The twelfth edition of the European Development Days was held in Brussels on 5 and 6 June 2018 and aimed to bring together the European Union’s commitment to gender equality and women’s empowerment with the 2030 Agenda for Sustainable Development.
The main thread of this edition, ‘Women and Girls at the Forefront of Sustainable Development: protect, empower, invest’, is in line with the EU Consensus for Development, signed during the last edition of the European Development Days. The EU Consensus for Development sets out the main principles guiding the EU’s and its member states’ approach to cooperating with developing countries over the next 15 years, and provides a strategy for reaching the sustainable development goals (SDGs).
As Stefano Manservisi, Director General for International Cooperation and Development, stated in his press briefing, the EU need to ”address the need of people, the situation of our planet, to the situation of jobs, the need of people but the key drivers of our success and the one in which we have to invest are the women and the young people”. He continued ”women represent 50% of the population of the world and still they are subjected to violence, discrimination and poor empowerment” and this situation hampers the effectiveness of the development policies and strategies. On the other hand, in developing countries most of the population is composed of young people. For this reason, Manservisi stressed that ”the future is linked to women and youth”.
The agenda of this year’s EDD was divided along the following topics: ‘Ensuring the physical and psychological integrity of Girls and Women’, ‘Promoting economic and social rights and empowerment of Girls and Women’, ‘Strengthening Girls’ and ‘Women’s voice and participation’. The variety of the topics show that gender discrimination involves all the aspects of life and society.
Gender and corruption, for example, have an undeniable link.

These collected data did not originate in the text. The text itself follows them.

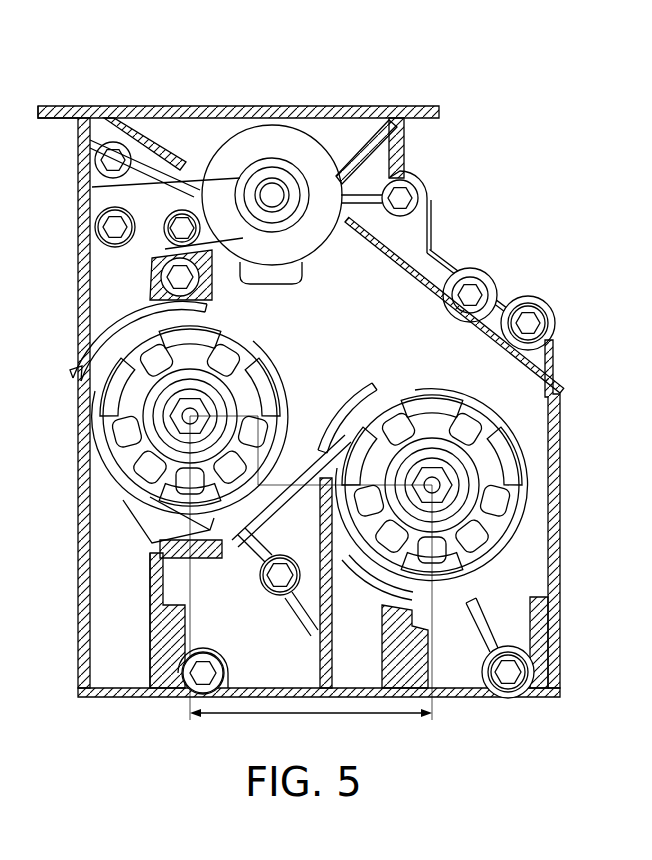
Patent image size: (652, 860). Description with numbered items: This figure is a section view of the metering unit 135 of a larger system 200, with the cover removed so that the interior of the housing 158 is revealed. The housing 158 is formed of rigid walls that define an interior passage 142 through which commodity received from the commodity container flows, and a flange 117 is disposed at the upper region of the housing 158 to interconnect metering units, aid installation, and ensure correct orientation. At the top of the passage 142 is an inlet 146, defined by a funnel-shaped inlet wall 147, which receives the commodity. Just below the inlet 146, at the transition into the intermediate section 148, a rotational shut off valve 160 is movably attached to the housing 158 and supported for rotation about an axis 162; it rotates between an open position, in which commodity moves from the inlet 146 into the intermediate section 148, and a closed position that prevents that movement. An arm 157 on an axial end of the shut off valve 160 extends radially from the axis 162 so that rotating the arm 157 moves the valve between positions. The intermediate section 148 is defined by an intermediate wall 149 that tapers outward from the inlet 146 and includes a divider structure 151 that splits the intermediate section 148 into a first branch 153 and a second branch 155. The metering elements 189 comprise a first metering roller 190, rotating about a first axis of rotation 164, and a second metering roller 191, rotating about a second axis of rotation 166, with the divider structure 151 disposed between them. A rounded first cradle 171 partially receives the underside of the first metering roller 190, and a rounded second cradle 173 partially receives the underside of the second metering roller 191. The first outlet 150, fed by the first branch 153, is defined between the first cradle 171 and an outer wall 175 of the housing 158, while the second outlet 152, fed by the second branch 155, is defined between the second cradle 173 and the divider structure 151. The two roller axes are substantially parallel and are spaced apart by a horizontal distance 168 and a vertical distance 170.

The printing system 200 is at (0, 47).
The metering unit 135 is at (360, 52).
The housing 158 is at (233, 106).
The flange 117 is at (52, 119).
The inlet 146 is at (337, 125).
The shut off valve 160 is at (291, 174).
The axis 162 is at (268, 197).
The inlet wall 147 is at (155, 158).
The arm 157 is at (160, 255).
The interior passage 142 is at (359, 272).
The intermediate wall 149 is at (396, 278).
The intermediate section 148 is at (351, 356).
The outer wall 175 is at (82, 540).
The first axis of rotation 164 is at (190, 414).
The first metering roller 190 is at (140, 396).
The vertical distance 170 is at (262, 432).
The metering elements 189 is at (134, 443).
The first branch 153 is at (119, 552).
The first cradle 171 is at (212, 565).
The first outlet 150 is at (143, 667).
The divider structure 151 is at (316, 447).
The second branch 155 is at (322, 582).
The second outlet 152 is at (381, 667).
The second axis of rotation 166 is at (490, 560).
The second metering roller 191 is at (480, 515).
The second cradle 173 is at (515, 612).
The horizontal distance 168 is at (312, 714).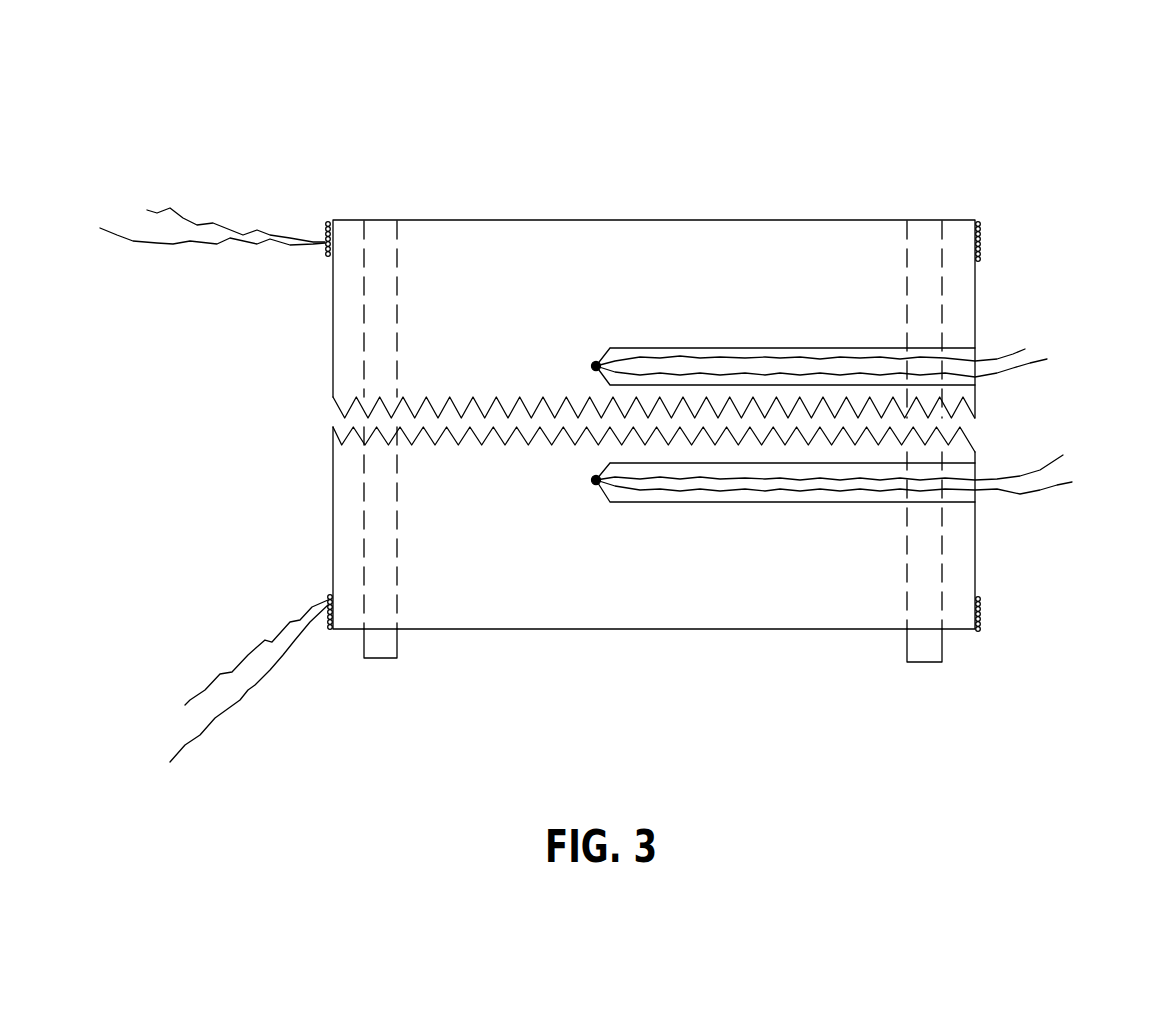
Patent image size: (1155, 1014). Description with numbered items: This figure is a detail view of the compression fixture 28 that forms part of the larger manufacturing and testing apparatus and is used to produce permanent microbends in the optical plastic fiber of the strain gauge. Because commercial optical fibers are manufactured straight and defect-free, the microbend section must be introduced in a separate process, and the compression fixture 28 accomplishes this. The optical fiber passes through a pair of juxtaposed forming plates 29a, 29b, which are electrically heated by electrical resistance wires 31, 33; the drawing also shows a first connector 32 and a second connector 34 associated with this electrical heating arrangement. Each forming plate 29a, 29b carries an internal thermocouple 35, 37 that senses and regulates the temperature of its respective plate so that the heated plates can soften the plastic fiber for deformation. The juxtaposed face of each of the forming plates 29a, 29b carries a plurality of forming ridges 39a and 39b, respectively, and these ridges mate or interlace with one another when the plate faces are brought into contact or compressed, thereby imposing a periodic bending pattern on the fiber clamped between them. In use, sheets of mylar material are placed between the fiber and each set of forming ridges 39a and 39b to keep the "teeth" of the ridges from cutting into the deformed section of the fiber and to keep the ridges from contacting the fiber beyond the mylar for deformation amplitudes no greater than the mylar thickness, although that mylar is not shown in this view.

The compression fixture 28 is at (646, 115).
The forming plate 29a is at (800, 238).
The forming plate 29b is at (507, 630).
The electrical resistance wire 31 is at (183, 213).
The first connector 32 is at (984, 249).
The electrical resistance wire 33 is at (265, 678).
The second connector 34 is at (984, 614).
The internal thermocouple 35 is at (1031, 371).
The internal thermocouple 37 is at (1053, 472).
The forming ridges 39a is at (398, 398).
The forming ridges 39b is at (583, 446).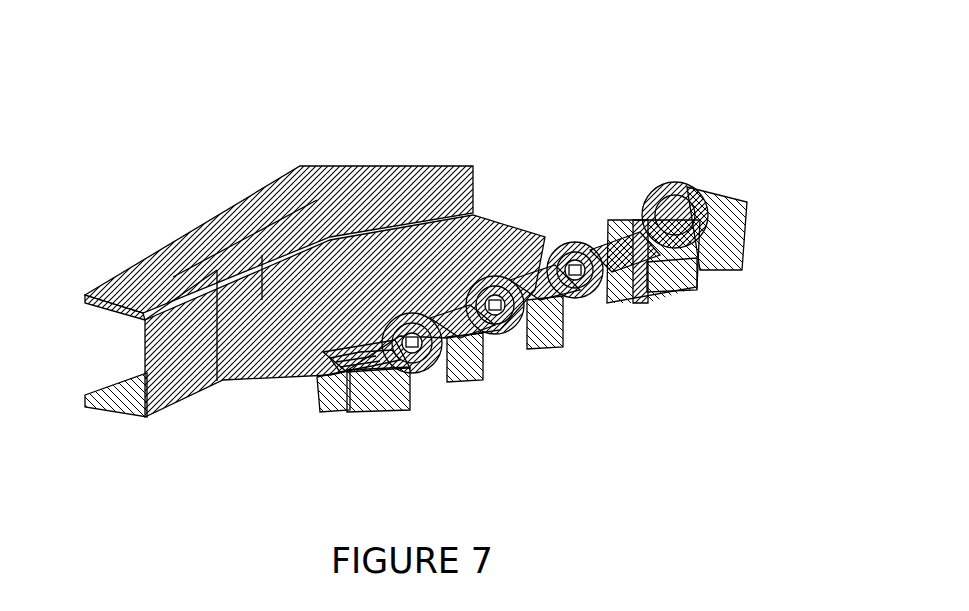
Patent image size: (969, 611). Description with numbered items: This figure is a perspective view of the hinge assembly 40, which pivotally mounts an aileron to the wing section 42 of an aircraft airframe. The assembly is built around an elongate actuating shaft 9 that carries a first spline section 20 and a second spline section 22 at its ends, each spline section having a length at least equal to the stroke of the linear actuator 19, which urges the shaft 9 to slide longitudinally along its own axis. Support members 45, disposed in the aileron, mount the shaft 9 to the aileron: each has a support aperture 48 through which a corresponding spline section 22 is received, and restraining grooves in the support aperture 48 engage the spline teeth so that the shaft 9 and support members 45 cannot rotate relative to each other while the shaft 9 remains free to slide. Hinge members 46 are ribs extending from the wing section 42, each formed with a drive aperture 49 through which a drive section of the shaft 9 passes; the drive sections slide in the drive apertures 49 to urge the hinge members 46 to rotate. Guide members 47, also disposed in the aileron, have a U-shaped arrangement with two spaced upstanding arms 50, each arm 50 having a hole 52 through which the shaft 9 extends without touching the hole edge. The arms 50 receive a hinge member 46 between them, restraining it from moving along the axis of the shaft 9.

The hinge assembly 40 is at (661, 122).
The wing section 42 is at (248, 197).
The hinge member 46 is at (540, 245).
The linear actuator 19 is at (688, 205).
The first spline section 20 is at (700, 228).
The support member 45 is at (384, 405).
The actuating shaft 9 is at (607, 316).
The guide member 47 is at (648, 305).
The upstanding arm 50 is at (540, 335).
The hole 52 is at (508, 343).
The drive aperture 49 is at (440, 355).
The second spline section 22 is at (353, 378).
The support aperture 48 is at (313, 368).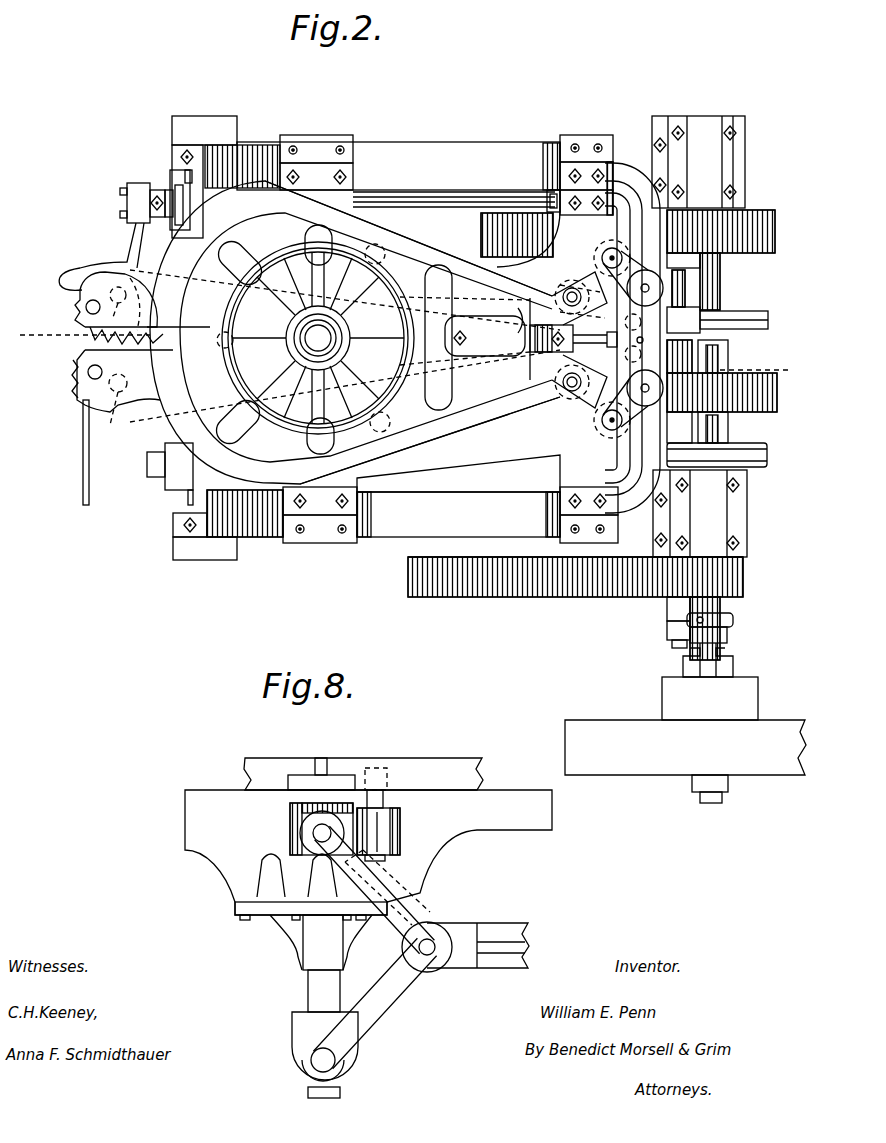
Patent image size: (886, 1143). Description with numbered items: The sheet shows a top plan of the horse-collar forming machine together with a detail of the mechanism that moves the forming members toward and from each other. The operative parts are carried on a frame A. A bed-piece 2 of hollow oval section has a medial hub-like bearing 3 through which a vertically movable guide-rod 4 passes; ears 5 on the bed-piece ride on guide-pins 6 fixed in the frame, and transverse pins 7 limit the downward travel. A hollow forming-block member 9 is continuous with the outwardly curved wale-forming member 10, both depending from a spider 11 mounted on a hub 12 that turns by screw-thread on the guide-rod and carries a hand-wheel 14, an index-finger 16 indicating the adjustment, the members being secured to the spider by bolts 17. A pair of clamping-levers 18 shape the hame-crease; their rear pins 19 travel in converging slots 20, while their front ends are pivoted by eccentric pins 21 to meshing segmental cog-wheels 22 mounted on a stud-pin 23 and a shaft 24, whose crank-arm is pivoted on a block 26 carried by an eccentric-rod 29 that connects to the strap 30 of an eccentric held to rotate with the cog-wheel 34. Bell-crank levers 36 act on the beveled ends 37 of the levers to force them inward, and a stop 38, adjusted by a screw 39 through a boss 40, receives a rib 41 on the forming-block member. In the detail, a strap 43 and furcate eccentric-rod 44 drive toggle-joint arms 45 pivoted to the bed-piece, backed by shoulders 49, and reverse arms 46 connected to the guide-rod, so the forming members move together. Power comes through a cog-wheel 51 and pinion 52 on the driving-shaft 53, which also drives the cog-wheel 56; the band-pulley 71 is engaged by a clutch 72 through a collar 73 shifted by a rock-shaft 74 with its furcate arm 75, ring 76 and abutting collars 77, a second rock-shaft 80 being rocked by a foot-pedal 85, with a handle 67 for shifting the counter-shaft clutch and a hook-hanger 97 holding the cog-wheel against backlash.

In FIG. 2, the frame A is at (436, 142).
In FIG. 8, the frame A is at (465, 758).
In FIG. 8, the bed-piece 2 is at (222, 860).
In FIG. 2, the hub-like bearing 3 is at (406, 346).
In FIG. 2, the guide-rod 4 is at (318, 338).
In FIG. 8, the guide-rod 4 is at (308, 985).
In FIG. 8, the ears 5 is at (400, 822).
In FIG. 2, the guide-pins 6 is at (385, 258).
In FIG. 8, the guide-pins 6 is at (388, 801).
In FIG. 8, the pins 7 is at (386, 856).
In FIG. 2, the forming-block member 9 is at (510, 325).
In FIG. 2, the wale-forming member 10 is at (195, 304).
In FIG. 2, the spider 11 is at (445, 262).
In FIG. 2, the hub 12 is at (356, 340).
In FIG. 2, the hand-wheel 14 is at (276, 258).
In FIG. 2, the index-finger 16 is at (290, 346).
In FIG. 2, the bolts 17 is at (475, 337).
In FIG. 2, the clamping-levers 18 is at (420, 238).
In FIG. 2, the pins 19 is at (565, 288).
In FIG. 2, the slots 20 is at (436, 294).
In FIG. 2, the pins 21 is at (86, 307).
In FIG. 2, the segmental cog-wheels 22 is at (140, 336).
In FIG. 2, the stud-pin 23 is at (115, 290).
In FIG. 2, the shaft 24 is at (113, 409).
In FIG. 2, the block 26 is at (170, 478).
In FIG. 2, the eccentric-rod 29 is at (490, 462).
In FIG. 2, the strap 30 is at (764, 462).
In FIG. 2, the cog-wheel 34 is at (774, 408).
In FIG. 2, the bell-crank levers 36 is at (606, 252).
In FIG. 2, the beveled ends 37 is at (600, 280).
In FIG. 2, the stop 38 is at (540, 360).
In FIG. 2, the screw 39 is at (582, 303).
In FIG. 2, the boss 40 is at (595, 343).
In FIG. 2, the rib 41 is at (551, 339).
In FIG. 2, the strap 43 is at (760, 330).
In FIG. 8, the eccentric-rod 44 is at (502, 926).
In FIG. 8, the toggle-joint arms 45 is at (425, 905).
In FIG. 8, the toggle-joint arms 46 is at (405, 985).
In FIG. 8, the shoulders 49 is at (290, 815).
In FIG. 2, the cog-wheel 51 is at (534, 590).
In FIG. 2, the pinion 52 is at (743, 578).
In FIG. 2, the driving-shaft 53 is at (722, 606).
In FIG. 2, the cog-wheel 56 is at (775, 236).
In FIG. 2, the handle 67 is at (75, 275).
In FIG. 2, the band-pulley 71 is at (604, 726).
In FIG. 2, the clutch 72 is at (735, 668).
In FIG. 2, the collar 73 is at (730, 637).
In FIG. 2, the rock-shaft 74 is at (672, 646).
In FIG. 2, the furcate arm 75 is at (667, 611).
In FIG. 2, the ring 76 is at (735, 621).
In FIG. 2, the collars 77 is at (667, 632).
In FIG. 2, the rock-shaft 80 is at (496, 230).
In FIG. 2, the foot-pedal 85 is at (83, 455).
In FIG. 2, the hook-hanger 97 is at (548, 196).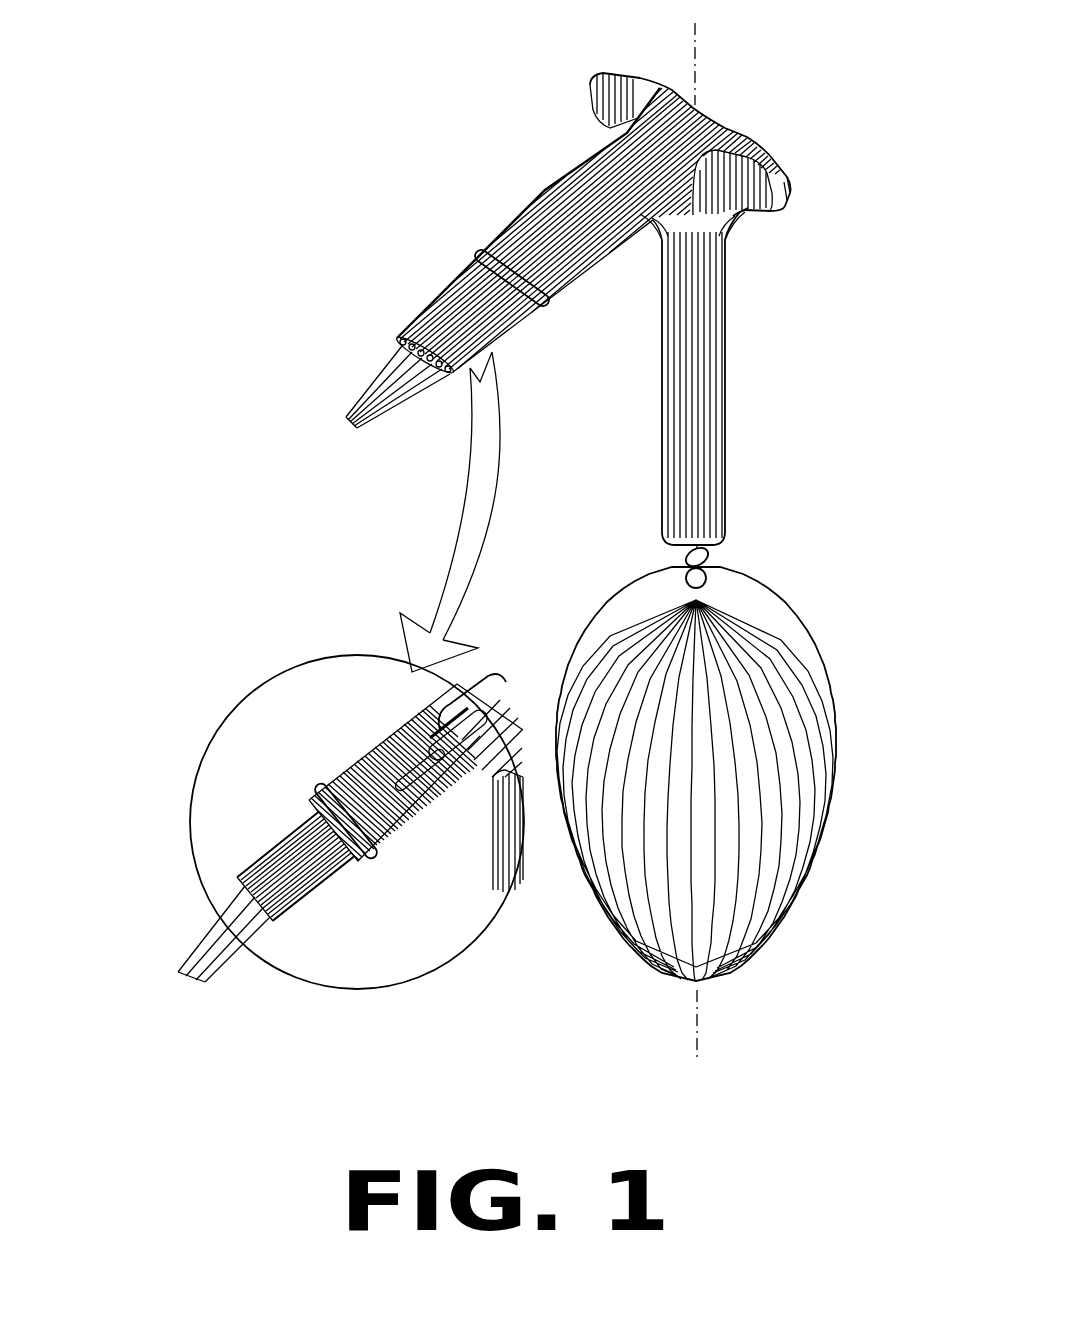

Corruption prevents women access to basic services, education and jobs. In this regard, Ali Sadik, Project Manager of Transparency Maroc, opened the audience’s eyes on the phenomenon of ”sextorsion’’, in the session on Gender, Corruption and SDG 16. Sextorsion involves the illicit trading of services for sexual favours by people in power, which, according to Sadik, remains one of the most common forms of corruption victimising women. In this context, it has been underlined the crucial role that civil society plays in addressing those issues. Colette Ndabarushimana, from Transparency International Rwanda, underlined the importance of collecting evidence of gender-based corruption cases and advocating to encourage people to raise their voices.
It has been widely recognised that women and women’s organisations are crucial actors for peace and security. The EU Global Strategy together with the EU Strategy on Resilience, the EU Consensus for Development and the Gender actions plan demonstrated that the EU is committed to promote human rights and empowerment of women and girls in the security sector In the session ‘No peace without women’, Catherine O’Rourke, Senior Lecturer in Human Rights and International Law of Ulster University, underlined the importance of building peace in a way that can be inclusive to women.
The Colombian peace agreement has been recognised as a virtuous example of an agreement that has included a gender perspective. It has been represented a historic landmark for the recognition of the rights of women and girls as well as the specific impacts of the armed conflict on their lives. Thanks to the demands of the women’s movement, the Colombian Government and the FARC agreed on the creation of a Gender Subcommission.